Poster
in
Workshop: Statistical Frontiers in LLMs and Foundation Models
A Framework for Evaluating LLMs Under Task Indeterminacy
Luke Guerdan · Hanna Wallach · Solon Barocas · Alexandra Chouldechova
Keywords: [ large language models ] [ reliability ] [ validity ] [ uncertainty quantification ] [ evaluation frameworks ]

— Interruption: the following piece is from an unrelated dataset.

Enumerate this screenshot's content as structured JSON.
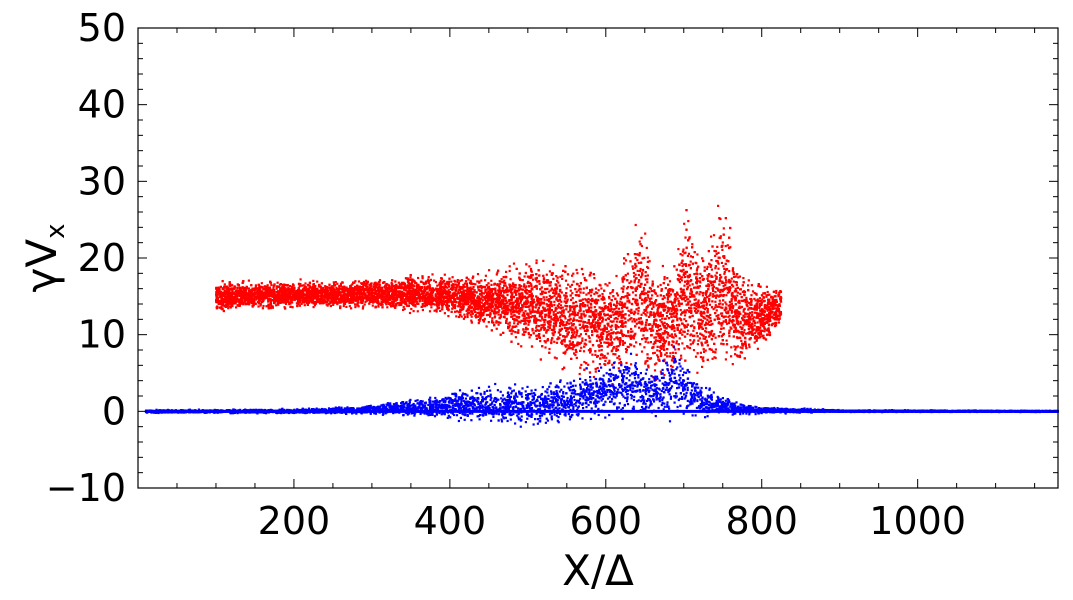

LLM evaluations often assume that NLP tasks have a single "gold label" defining a correct response. However, NLP tasks can be underspecified. For example, a task can be ambiguous if an instruction does not provide enough context to infer the intent of the speaker. NLP tasks can also be vague if a high-level concept (e.g.,"stereotype’") is poorly defined. Both ambiguity and vagueness can cause indeterminacy: a condition where an instruction does not have a single "correct’’ response. In this work, we develop a framework for evaluating LLMs under indeterminacy. Our framework disentangles the relationship between task specification, human ratings, and model outputs in the LLM evaluation pipeline. Leveraging our framework, we conduct synthetic experiments demonstrating that the ``gold label’’ assumption yields incorrect performance assessments under indeterminacy. We also provide tools for constructing informative performance intervals given partial information about indeterminacy in an evaluation corpus. We conclude by outlining implications of our work for the LLM research community.